Gran Bretagna: un voto spartiacque

Mancano tre giorni al voto in Gran Bretagna in quelle che sono probabilmente le elezioni più importanti della recente storia del Paese. Da decenni eravamo abituati all’alternanza tra conservatori e laburisti, con politiche anche parecchio diverse ma senza nessuna scelta di campo. Stavolta è invece diverso. Quella del prossimo 12 dicembre è infatti una tornata elettorale che potrebbe segnare il definitivo compimento della Brexit, a conclusione di un percorso iniziato con il referendum del giugno 2016 che vide prevalere una maggioranza a favore dell’abbandono dell’Unione europea. Dal voto potrebbe però scaturire un’opzione diversa: il riavvolgimento del nastro e una nuova consultazione popolare per decidere il da farsi. Due scenari opposti e del tutto possibili, anche se l’opzione Brexit sembra ancora preminente.

La sola cosa di cui si può essere certi e che oggi in Gran Bretagna manca qualsiasi certezza e che da tre anni a questa parte vi regna una confusione mai vista. Per adesso, l’uscita dall’Unione per adesso si è rivelata un percorso ad ostacoli: non sono bastati due anni di trattative per giungere ad un risultato conclusivo. Quelle attuali sono le seconde elezioni anticipate dopo il referendum. Le prime furono vinte dai conservatori di Theresa May, che aveva appena ereditato il governo dal dimissionario David Cameron, scottato da una Brexit che come un apprendista stregone aveva contribuito ad evocare senza saper poi bene come gestirla. I progetti della May di condurre in porto l’uscita dall’Unione si sono però rivelati infruttuosi, con una sequela di voti contrari da parte del Parlamento. Un’impotenza nel convincere i deputati del suo stesso partito, che ha portato alle sue dimissioni e al cambio della guardia a Downing street con l’arrivo di Boris Johnson, conservatore anch’egli ma dell’ala sovranista.

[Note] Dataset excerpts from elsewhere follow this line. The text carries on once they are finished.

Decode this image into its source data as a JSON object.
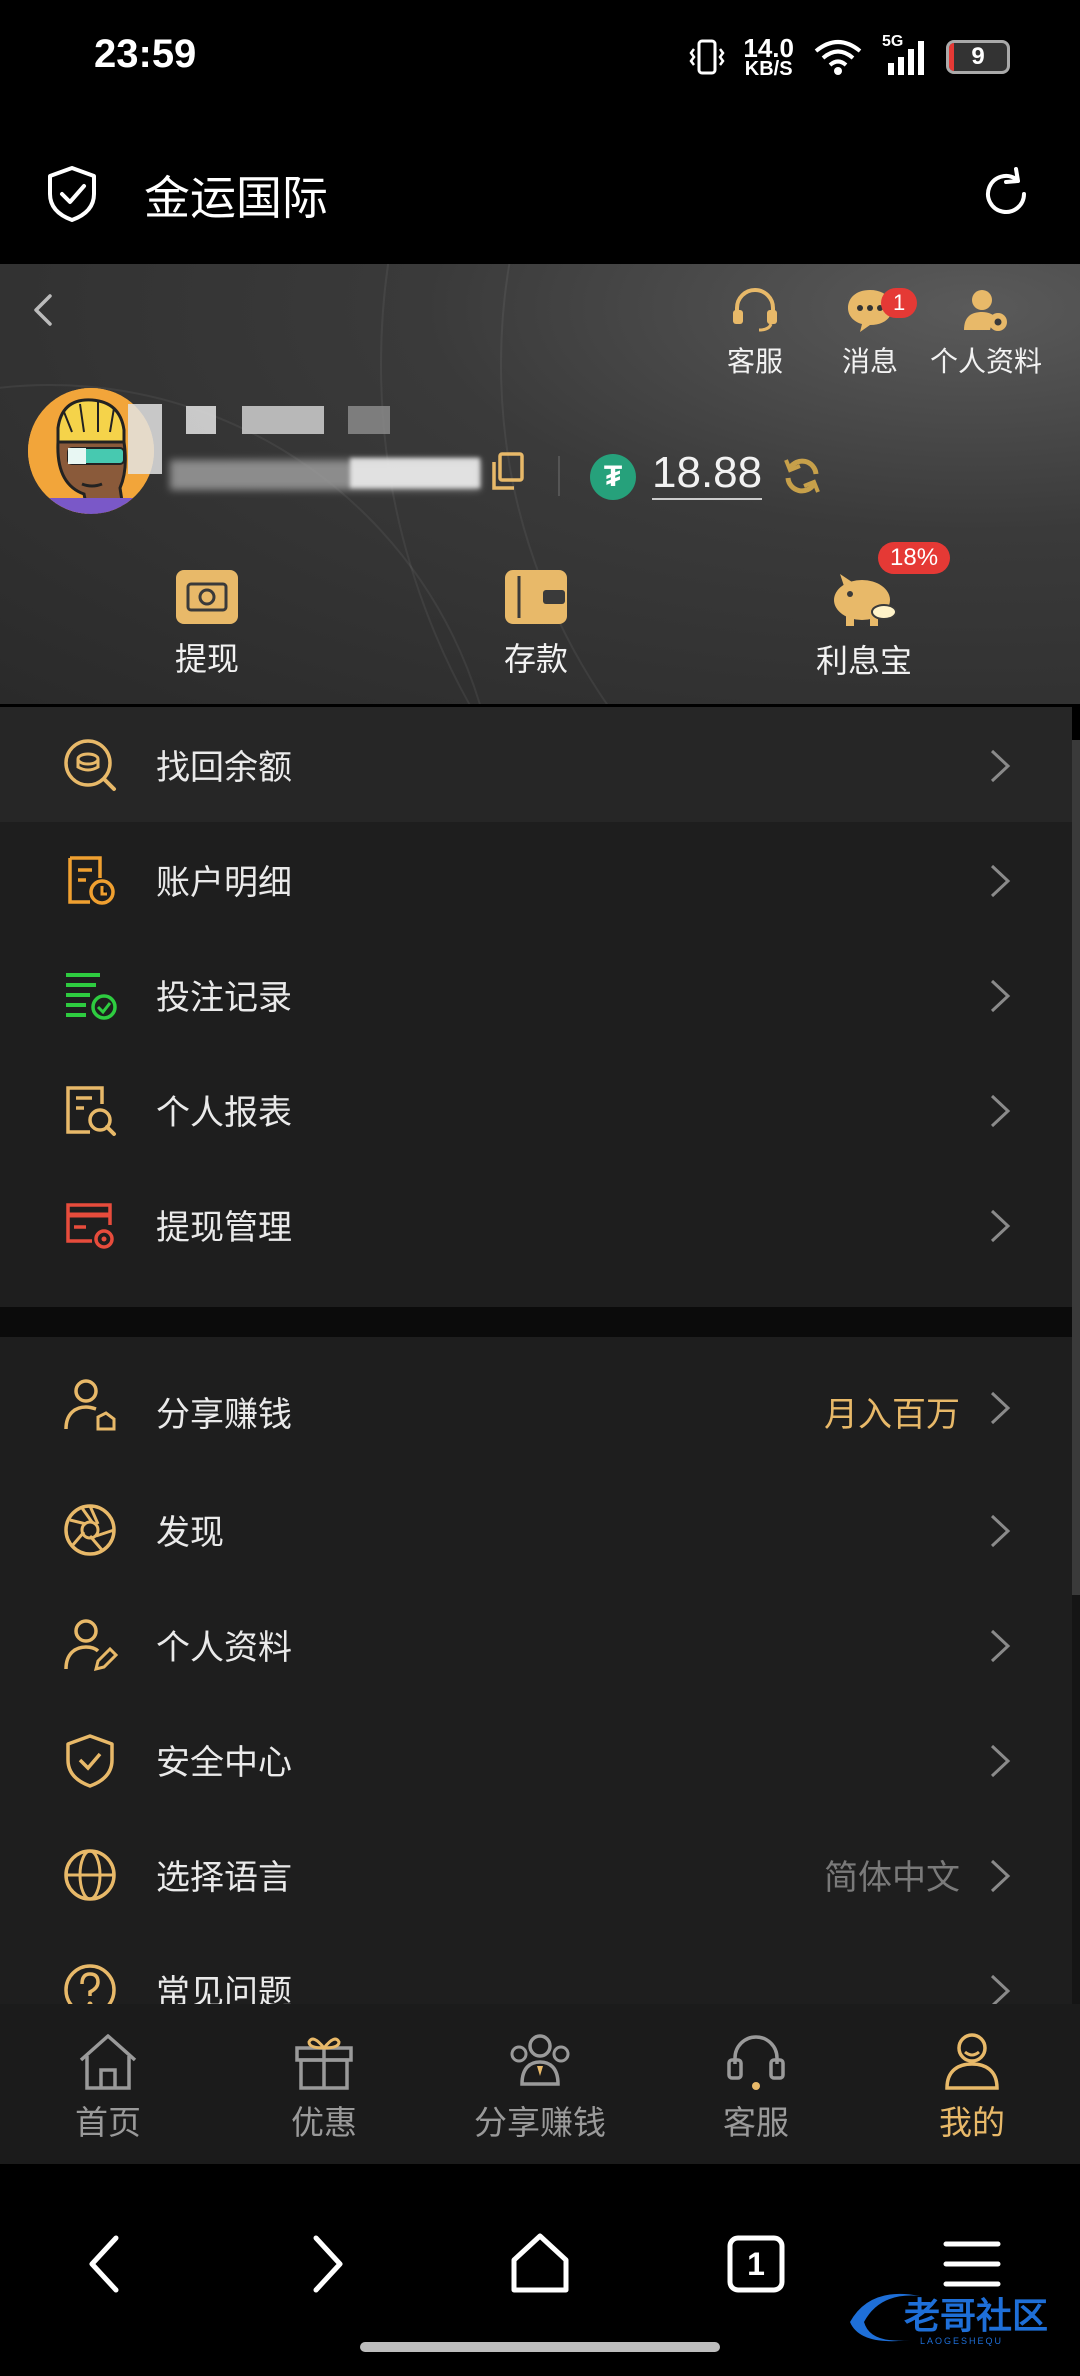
{
  "status_bar": {
    "time": "23:59",
    "net_speed": "14.0",
    "net_unit": "KB/S",
    "signal": "5G",
    "battery": "9",
    "battery_level": 0.09
  },
  "app_bar": {
    "title": "金运国际"
  },
  "header": {
    "top_actions": [
      {
        "label": "客服",
        "icon": "headset-icon"
      },
      {
        "label": "消息",
        "icon": "chat-bubble-icon",
        "badge": "1"
      },
      {
        "label": "个人资料",
        "icon": "user-gear-icon"
      }
    ],
    "balance": "18.88",
    "currency_icon": "usdt-icon",
    "quick_actions": [
      {
        "label": "提现",
        "icon": "withdraw-icon"
      },
      {
        "label": "存款",
        "icon": "wallet-icon"
      },
      {
        "label": "利息宝",
        "icon": "piggy-bank-icon",
        "badge": "18%"
      }
    ]
  },
  "menu_group1": [
    {
      "label": "找回余额",
      "icon": "coin-search-icon"
    },
    {
      "label": "账户明细",
      "icon": "account-detail-icon"
    },
    {
      "label": "投注记录",
      "icon": "bet-record-icon"
    },
    {
      "label": "个人报表",
      "icon": "report-search-icon"
    },
    {
      "label": "提现管理",
      "icon": "withdraw-manage-icon"
    }
  ],
  "menu_group2": [
    {
      "label": "分享赚钱",
      "icon": "share-user-icon",
      "extra": "月入百万"
    },
    {
      "label": "发现",
      "icon": "aperture-icon"
    },
    {
      "label": "个人资料",
      "icon": "user-edit-icon"
    },
    {
      "label": "安全中心",
      "icon": "shield-check-icon"
    },
    {
      "label": "选择语言",
      "icon": "globe-icon",
      "extra": "简体中文"
    },
    {
      "label": "常见问题",
      "icon": "question-icon"
    }
  ],
  "bottom_nav": [
    {
      "label": "首页",
      "icon": "home-icon"
    },
    {
      "label": "优惠",
      "icon": "gift-icon"
    },
    {
      "label": "分享赚钱",
      "icon": "group-icon"
    },
    {
      "label": "客服",
      "icon": "headset-icon"
    },
    {
      "label": "我的",
      "icon": "person-icon",
      "active": true
    }
  ],
  "system_nav": {
    "tab_count": "1"
  },
  "colors": {
    "gold": "#e8b969",
    "accent_green": "#2ecc40",
    "accent_red": "#e74c3c",
    "badge_red": "#e53935",
    "usdt_green": "#26a17b"
  },
  "watermark": "老哥社区"
}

Eppure neanche il decisionista e vulcanico ex sindaco di Londra è riuscito a mettere in riga i suoi parlamentari ed ecco allora un nuovo ritorno alle urne. Lo scioglimento anticipato, nelle intenzioni del premier, dovrebbe proprio servire ad ottenere una forte maggioranza pro Brexit. In realtà – ed è questo il vero problema dell’attuale fase politica britannica – i due storici partiti, conservatori e laburisti, sono entrambi spaccati in due tra favorevoli e contrari all’Unione europea. I sondaggi, sempre da prendere con la dovuta cautela, indicano una probabile vittoria conservatrice con la conferma di Johnson come premier. Per non disperdere i consensi per la Brexit, Nigel Farage non ha candidato esponenti del suo Brexit party nei collegi dei conservatori anti Europa. Resta comunque il fatto i conservatori europeisti, a mali estremi, siano pronti persino ad unirsi ai liberali (pro Europa ad oltranza) e ai laburisti (per i due terzi favorevoli all’Unione) per chiedere un nuovo referendum.

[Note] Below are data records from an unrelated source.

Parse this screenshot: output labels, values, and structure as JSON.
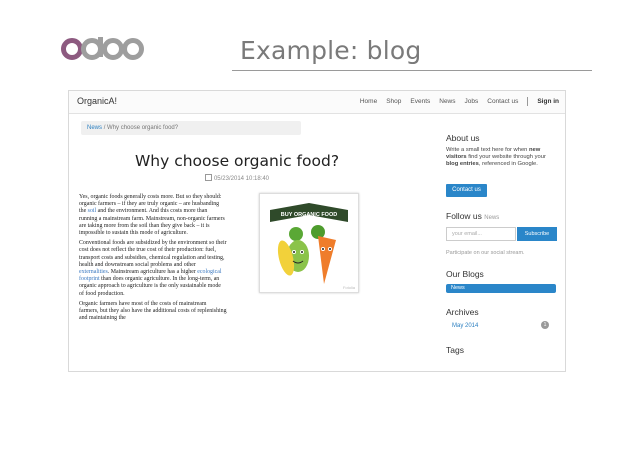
{
  "slide": {
    "logo_text": "odoo",
    "title": "Example: blog",
    "colors": {
      "logo_first_o": "#8d5a80",
      "logo_rest": "#9e9e9e",
      "accent_blue": "#2a86c9"
    }
  },
  "site": {
    "brand": "OrganicA!",
    "nav": [
      "Home",
      "Shop",
      "Events",
      "News",
      "Jobs",
      "Contact us"
    ],
    "sign_in": "Sign in"
  },
  "breadcrumb": {
    "section": "News",
    "separator": "/",
    "current": "Why choose organic food?"
  },
  "post": {
    "title": "Why choose organic food?",
    "date": "05/23/2014 10:18:40",
    "illustration_banner": "BUY ORGANIC FOOD",
    "illustration_watermark": "Fotolia",
    "p1": {
      "a": "Yes, organic foods generally costs more. But so they should: organic farmers – if they are truly organic – are husbanding the ",
      "link1": "soil",
      "b": " and the environment. And this costs more than running a mainstream farm. Mainstream, non-organic farmers are taking more from the soil than they give back – it is impossible to sustain this mode of agriculture."
    },
    "p2": {
      "a": "Conventional foods are subsidized by the environment so their cost does not reflect the true cost of their production: fuel, transport costs and subsidies, chemical regulation and testing, health and downstream social problems and other ",
      "link1": "externalities",
      "b": ". Mainstream agriculture has a higher ",
      "link2": "ecological footprint",
      "c": " than does organic agriculture. In the long-term, an organic approach to agriculture is the only sustainable mode of food production."
    },
    "p3": "Organic farmers have most of the costs of mainstream farmers, but they also have the additional costs of replenishing and maintaining the"
  },
  "sidebar": {
    "about_title": "About us",
    "about_text": {
      "a": "Write a small text here for when ",
      "bold1": "new visitors",
      "b": " find your website through your ",
      "bold2": "blog entries",
      "c": ", referenced in Google."
    },
    "contact_button": "Contact us",
    "follow_title": "Follow us",
    "follow_sub": "News",
    "email_placeholder": "your email...",
    "subscribe_button": "Subscribe",
    "participate_text": "Participate on our social stream.",
    "blogs_title": "Our Blogs",
    "blogs_item": "News",
    "archives_title": "Archives",
    "archives_month": "May 2014",
    "archives_count": "1",
    "tags_title": "Tags"
  }
}
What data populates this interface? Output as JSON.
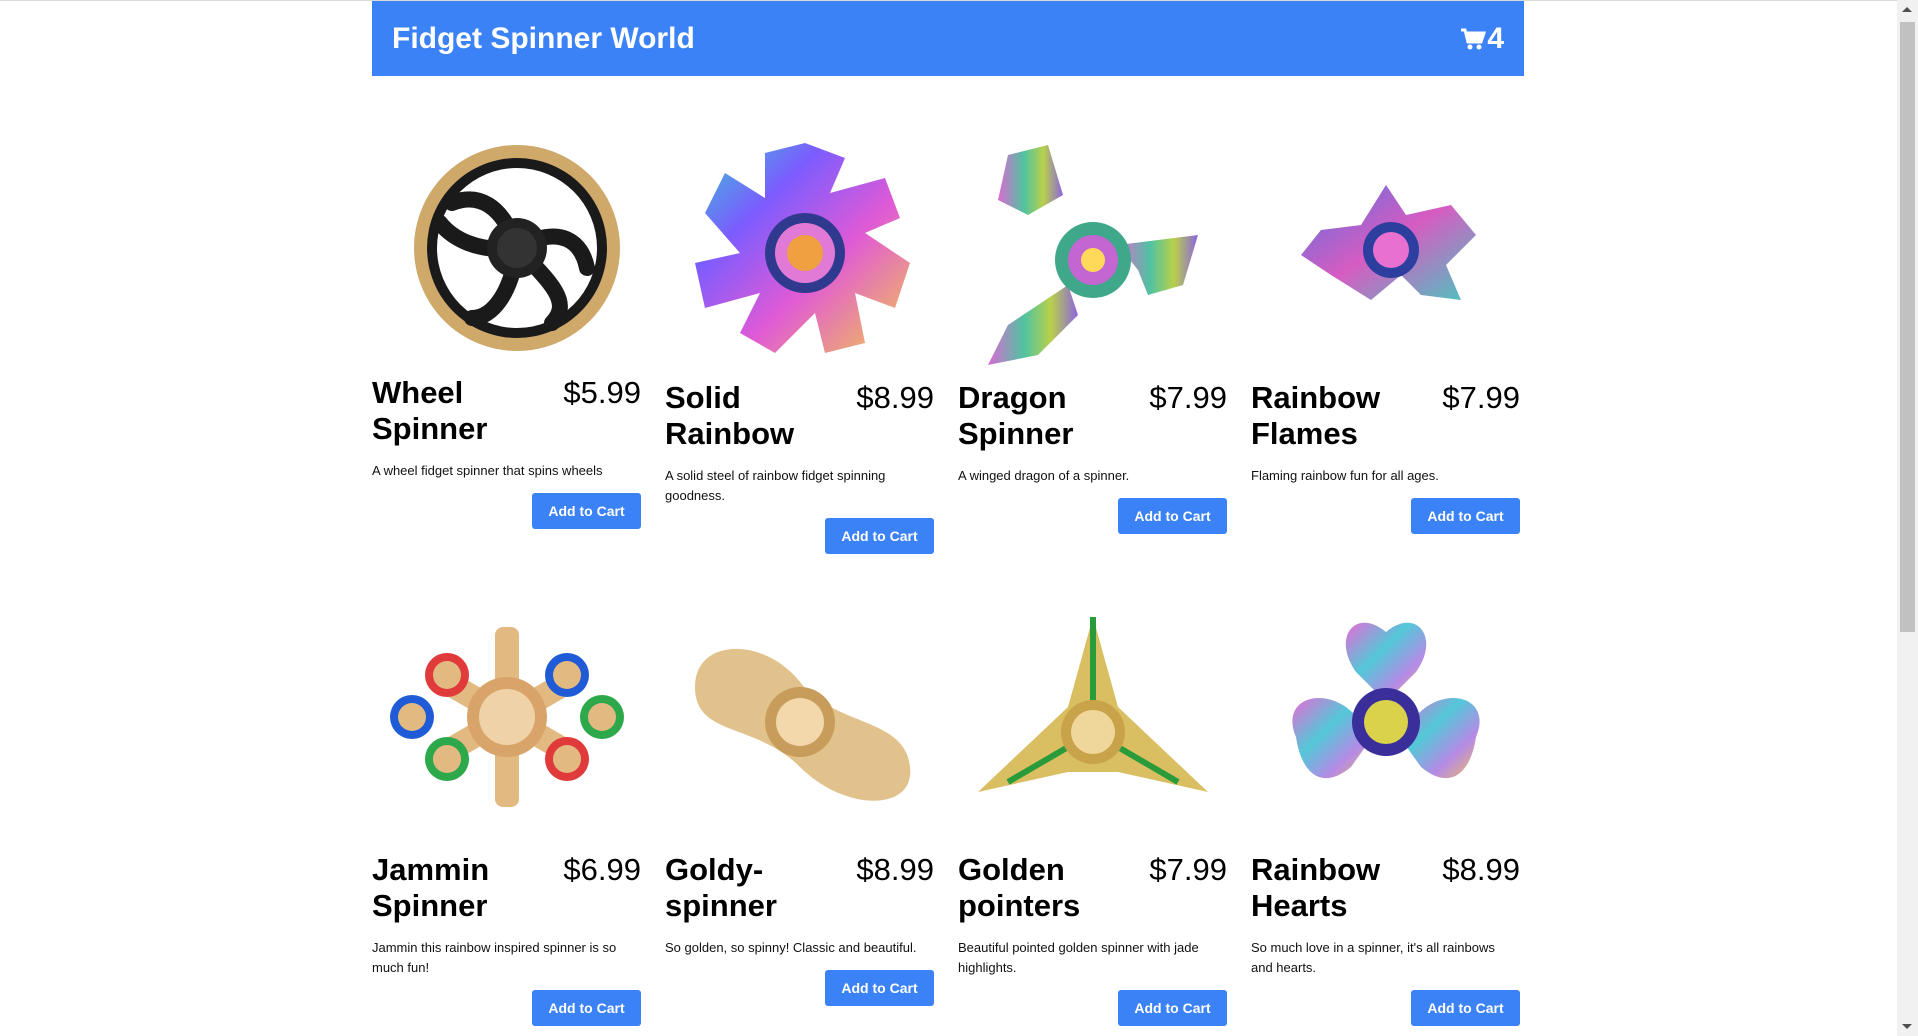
{
  "header": {
    "title": "Fidget Spinner World",
    "cart_icon": "cart-icon",
    "cart_count": "4"
  },
  "products": [
    {
      "name": "Wheel Spinner",
      "price": "$5.99",
      "desc": "A wheel fidget spinner that spins wheels",
      "button": "Add to Cart",
      "image": "wheel-spinner-image"
    },
    {
      "name": "Solid Rainbow",
      "price": "$8.99",
      "desc": "A solid steel of rainbow fidget spinning goodness.",
      "button": "Add to Cart",
      "image": "solid-rainbow-image"
    },
    {
      "name": "Dragon Spinner",
      "price": "$7.99",
      "desc": "A winged dragon of a spinner.",
      "button": "Add to Cart",
      "image": "dragon-spinner-image"
    },
    {
      "name": "Rainbow Flames",
      "price": "$7.99",
      "desc": "Flaming rainbow fun for all ages.",
      "button": "Add to Cart",
      "image": "rainbow-flames-image"
    },
    {
      "name": "Jammin Spinner",
      "price": "$6.99",
      "desc": "Jammin this rainbow inspired spinner is so much fun!",
      "button": "Add to Cart",
      "image": "jammin-spinner-image"
    },
    {
      "name": "Goldy-spinner",
      "price": "$8.99",
      "desc": "So golden, so spinny! Classic and beautiful.",
      "button": "Add to Cart",
      "image": "goldy-spinner-image"
    },
    {
      "name": "Golden pointers",
      "price": "$7.99",
      "desc": "Beautiful pointed golden spinner with jade highlights.",
      "button": "Add to Cart",
      "image": "golden-pointers-image"
    },
    {
      "name": "Rainbow Hearts",
      "price": "$8.99",
      "desc": "So much love in a spinner, it's all rainbows and hearts.",
      "button": "Add to Cart",
      "image": "rainbow-hearts-image"
    }
  ],
  "colors": {
    "accent": "#3b82f6",
    "header_text": "#ffffff"
  }
}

D’altronde qualora vincessero i laburisti non ci sarebbe, in ogni caso, maggior chiarezza. Il leader del partito, Jeremy Corbyn è infatti piuttosto tiepido verso l’Unione, sconfessando quella tradizione europeista che dai tempi di Harold Wilson, anni Sessanta, fino a Tony Blair da sempre caratterizza il Labour. Restano contrari alla Brexit i nazionalisti scozzesi ed irlandesi, temendo un isolazionismo ad egemonia inglese nello stretto recinto della Gran Bretagna.

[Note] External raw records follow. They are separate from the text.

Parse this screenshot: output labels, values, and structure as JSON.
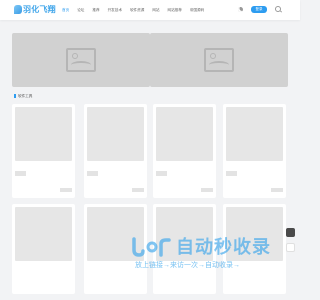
{
  "header": {
    "logo_text": "羽化飞翔",
    "nav": [
      "首页",
      "论坛",
      "推荐",
      "开发技术",
      "软件资源",
      "网站",
      "网站推荐",
      "帝国源码"
    ],
    "login_label": "登录"
  },
  "section": {
    "title": "软件工具"
  },
  "watermark": {
    "big_text": "自动秒收录",
    "small_text": "放上链接→来访一次→自动收录→"
  },
  "colors": {
    "accent": "#2d9cf0",
    "background": "#f2f3f5",
    "placeholder": "#d1d1d1"
  }
}
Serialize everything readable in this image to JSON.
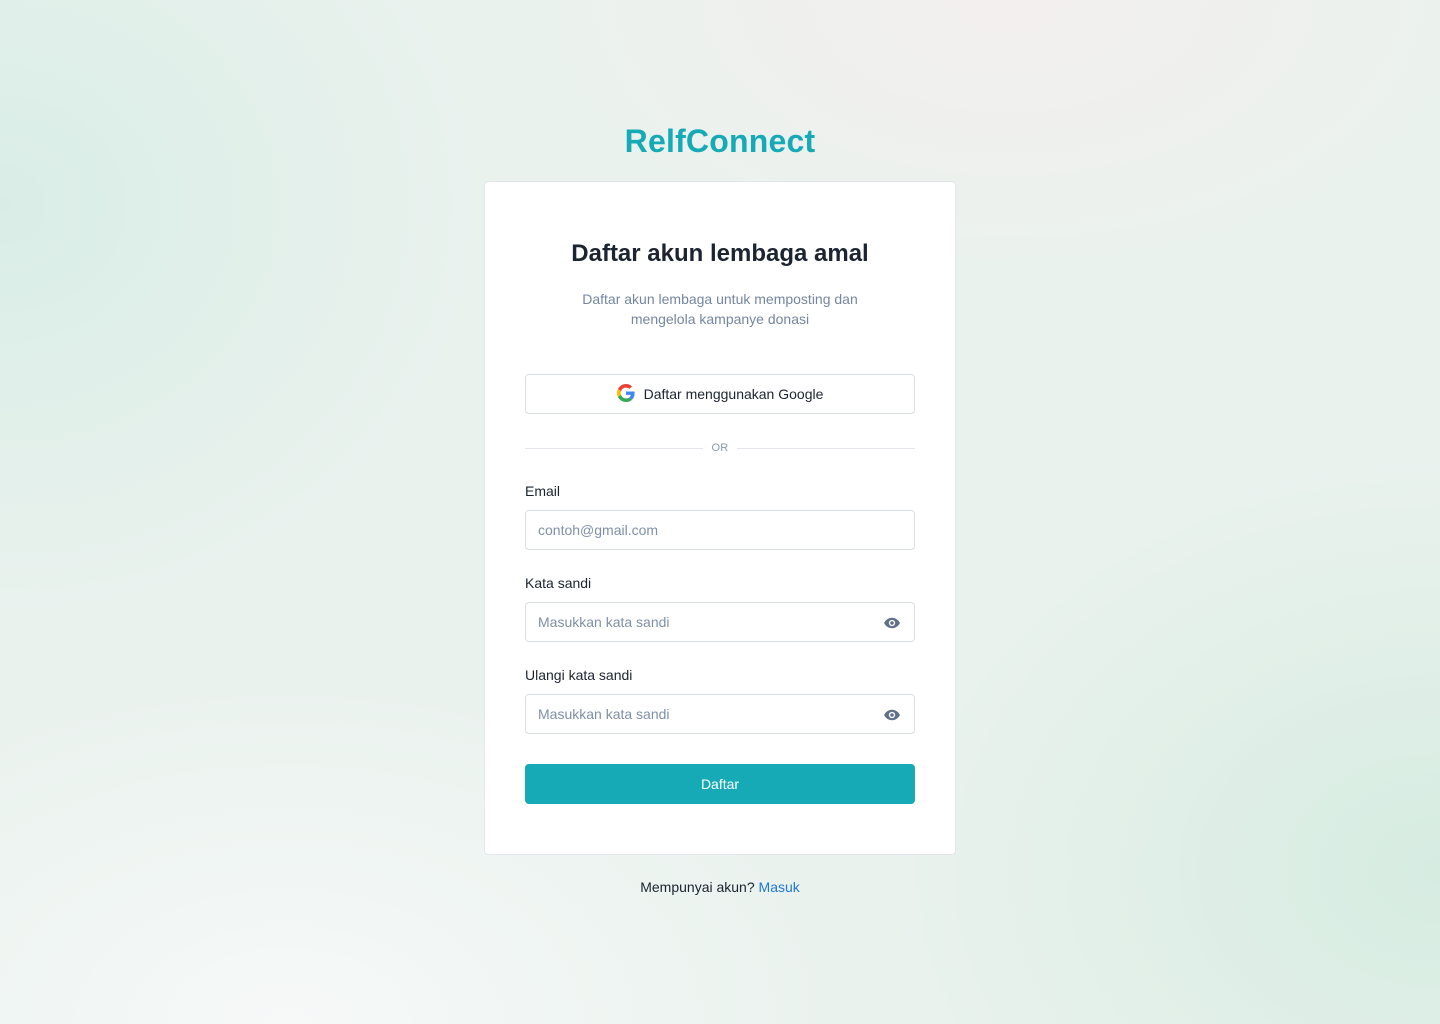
{
  "brand": {
    "name": "RelfConnect",
    "color": "#16a9b6"
  },
  "card": {
    "title": "Daftar akun lembaga amal",
    "subtitle": "Daftar akun lembaga untuk memposting dan mengelola kampanye donasi",
    "google_button": {
      "label": "Daftar menggunakan Google",
      "icon": "google-icon"
    },
    "divider_text": "OR",
    "fields": {
      "email": {
        "label": "Email",
        "placeholder": "contoh@gmail.com",
        "value": ""
      },
      "password": {
        "label": "Kata sandi",
        "placeholder": "Masukkan kata sandi",
        "value": "",
        "icon": "eye-icon"
      },
      "confirm_password": {
        "label": "Ulangi kata sandi",
        "placeholder": "Masukkan kata sandi",
        "value": "",
        "icon": "eye-icon"
      }
    },
    "submit_label": "Daftar",
    "accent_color": "#16aab7"
  },
  "footer": {
    "prompt": "Mempunyai akun?",
    "link_label": "Masuk",
    "link_color": "#1f78d1"
  }
}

In buona sostanza, siamo di fronte ad elezioni al tempo stesso decisive ed incerte. Un vero e proprio spartiacque come lo furono in Italia le elezioni del 1948 quando decidemmo in maniera definitiva la nostra collocazione internazionale. Oggi la Gran Bretagna è anch’essa chiamata a scegliere dove collocarsi: un voto che potrebbe cambiare i destini dell’isola per i prossimi decenni.